Hardware crypto for Mediatek missing?

I am using OpenVPN for a site-to-site solution. I noticed that there was a Mediatek AES driver using hardware and offloading the CPU. I would like to use this on my MT7628 soc, but it's not available.

Is there any reason why this is left out? Or why it was never ported up from the Linux 3 kernel to version 4?

1 Like

if you think you can do it - here is the code:



I've patched a 15.01 but there was a very small performance improvement - 10 -15% for openvpn

Thanks. I will have a look how far I can get with this. A little surprised that you only got 10-15% performance increase. Would expec more. Either way, it should off load the CPU to do other tasks in the meantime.

So I managed to get the driver to compile and load :slight_smile:

Doing preliminary test with "insmod tcrypt mode=200" it seem like it's working properly.
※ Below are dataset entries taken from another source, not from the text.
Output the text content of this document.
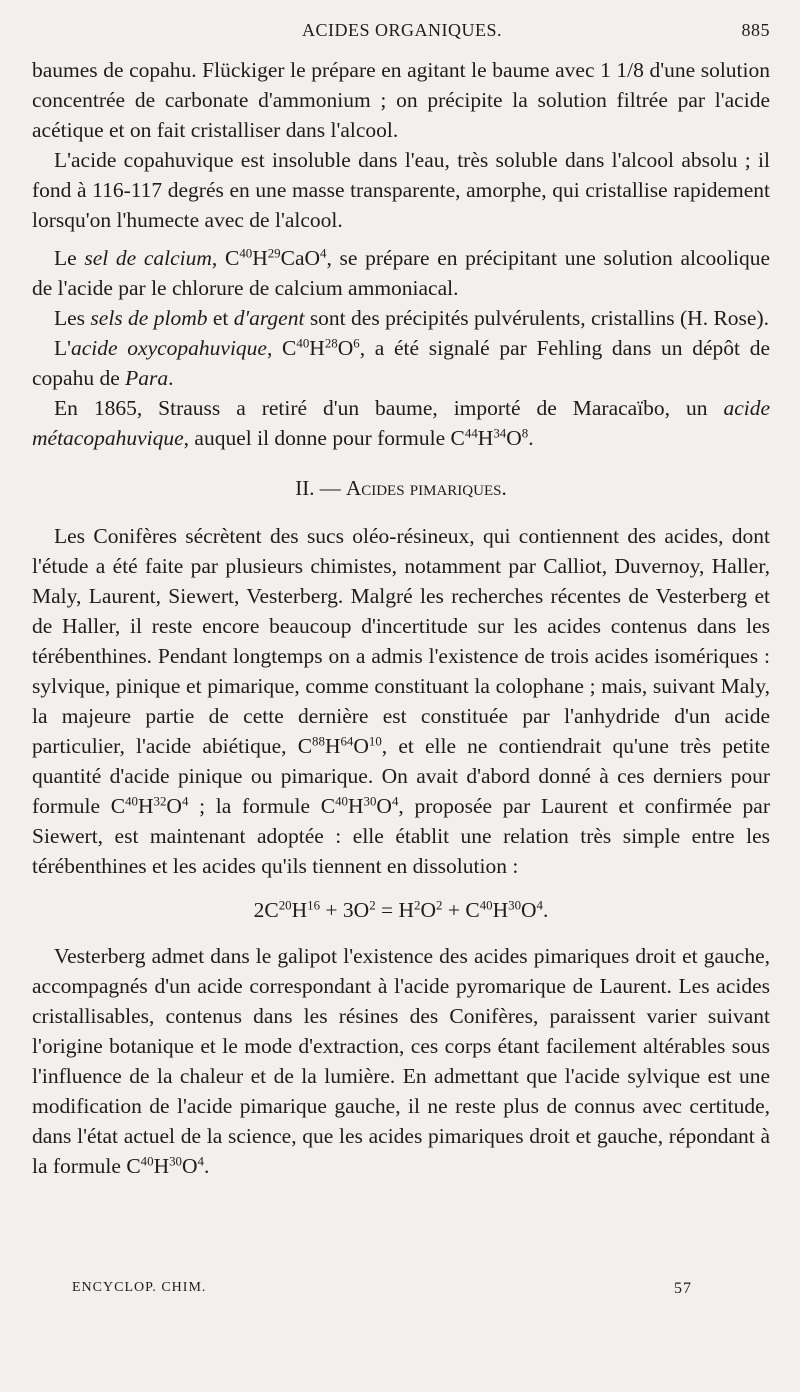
ACIDES ORGANIQUES.	885

baumes de copahu. Flückiger le prépare en agitant le baume avec 1 1/8 d'une solution concentrée de carbonate d'ammonium ; on précipite la solution filtrée par l'acide acétique et on fait cristalliser dans l'alcool.

L'acide copahuvique est insoluble dans l'eau, très soluble dans l'alcool absolu ; il fond à 116-117 degrés en une masse transparente, amorphe, qui cristallise rapidement lorsqu'on l'humecte avec de l'alcool.

Le sel de calcium, $C^{40}H^{29}CaO^4$, se prépare en précipitant une solution alcoolique de l'acide par le chlorure de calcium ammoniacal.

Les sels de plomb et d'argent sont des précipités pulvérulents, cristallins (H. Rose).

L'acide oxycopahuvique, $C^{40}H^{28}O^6$, a été signalé par Fehling dans un dépôt de copahu de Para.

En 1865, Strauss a retiré d'un baume, importé de Maracaïbo, un acide métacopahuvique, auquel il donne pour formule $C^{44}H^{34}O^8$.

II. — Acides pimariques.

Les Conifères sécrètent des sucs oléo-résineux, qui contiennent des acides, dont l'étude a été faite par plusieurs chimistes, notamment par Calliot, Duvernoy, Haller, Maly, Laurent, Siewert, Vesterberg. Malgré les recherches récentes de Vesterberg et de Haller, il reste encore beaucoup d'incertitude sur les acides contenus dans les térébenthines. Pendant longtemps on a admis l'existence de trois acides isomériques : sylvique, pinique et pimarique, comme constituant la colophane ; mais, suivant Maly, la majeure partie de cette dernière est constituée par l'anhydride d'un acide particulier, l'acide abiétique, $C^{88}H^{64}O^{10}$, et elle ne contiendrait qu'une très petite quantité d'acide pinique ou pimarique. On avait d'abord donné à ces derniers pour formule $C^{40}H^{32}O^4$ ; la formule $C^{40}H^{30}O^4$, proposée par Laurent et confirmée par Siewert, est maintenant adoptée : elle établit une relation très simple entre les térébenthines et les acides qu'ils tiennent en dissolution :

$2C^{20}H^{16} + 3O^2 = H^2O^2 + C^{40}H^{30}O^4$.

Vesterberg admet dans le galipot l'existence des acides pimariques droit et gauche, accompagnés d'un acide correspondant à l'acide pyromarique de Laurent. Les acides cristallisables, contenus dans les résines des Conifères, paraissent varier suivant l'origine botanique et le mode d'extraction, ces corps étant facilement altérables sous l'influence de la chaleur et de la lumière. En admettant que l'acide sylvique est une modification de l'acide pimarique gauche, il ne reste plus de connus avec certitude, dans l'état actuel de la science, que les acides pimariques droit et gauche, répondant à la formule $C^{40}H^{30}O^4$.

ENCYCLOP. CHIM.	57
Now I can't seem to find where to flip the switch for the cryptodev. This I build and load, but using "OpenSSL engine cryptodev" it's missing the libopenssl.so
It seems it's not looking linked cause I need to define somewhere crypto hardware. Of course this MediaTek Engine is nowhere to be found in any crypt/engine confit I could find.

Since you build it for OpenWRT in the past, maybe you can point me in the right direction which file(s) to patch.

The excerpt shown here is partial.